Таннер отправился за ним с тремя напарниками, несколькими сотнями футов веревки, дополнительными обвязкой и шлемом, а также несколькими фунтами еды, воды, медикаментов и всего того, что еще могло им понадобиться. Они знали, где он, знали эту стену. Джош застрял ближе к вершине, чем к основанию. Быстрее и проще было добраться до него сверху, чем подниматься снизу.

Они подлетели к каньону на вертолете и за полмили до места приземлились на ровном участке, где высадили Камиллу, которая должна была пройти остаток пути пешком, сообщить Джошу, что они прибыли, и объяснить, чего ожидать в ближайшие полчаса. Пока она добиралась до него, они снова поднялись в воздух и обогнули каньон по дуге, приблизившись к нему с другой стороны, чтобы воздушный поток от лопастей не попадал на стену.

Они приземлились на вершине, на плоском и голом куске каменистой земли в сорока ярдах от обрыва, настолько близко к росшим у края низкорослым сосенкам, насколько готов был это сделать пилот. Он выключил турбины, и вокруг сомкнулась первобытная тишина. О более идеальном дне и просить было нельзя.

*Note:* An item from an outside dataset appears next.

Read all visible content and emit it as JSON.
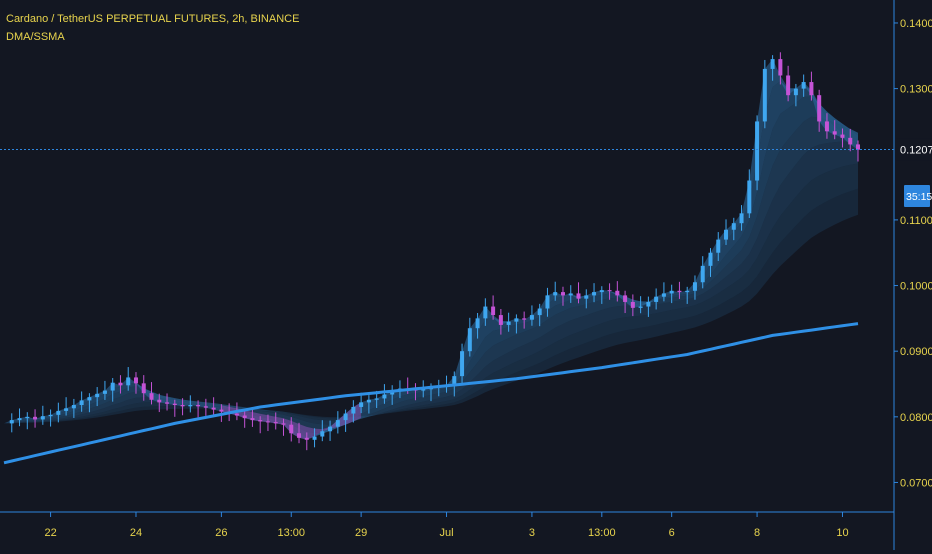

Чистое темно-синее небо, солнце стоит так высоко, что не дает бликов, дождя не предвещается, а ветер лишь изредка превышает пять миль в час.

Высадившись, Таннер и двое его напарников закрепили веревки на паре лебедок, приделанных к борту вертолета. Они подошли к краю, миновав редкую цепочку искореженных стихиями сосен, чьи стволы за десятилетия роста на ветру закрутились штопорами. Таннер и Шон, второй скалолаз, которому этим утром предстояло заниматься поднятием тяжестей, подтащили веревки к обрыву и спустили их вниз, по обе стороны карниза — обиталища Джоша на протяжении последних сорока четырех часов.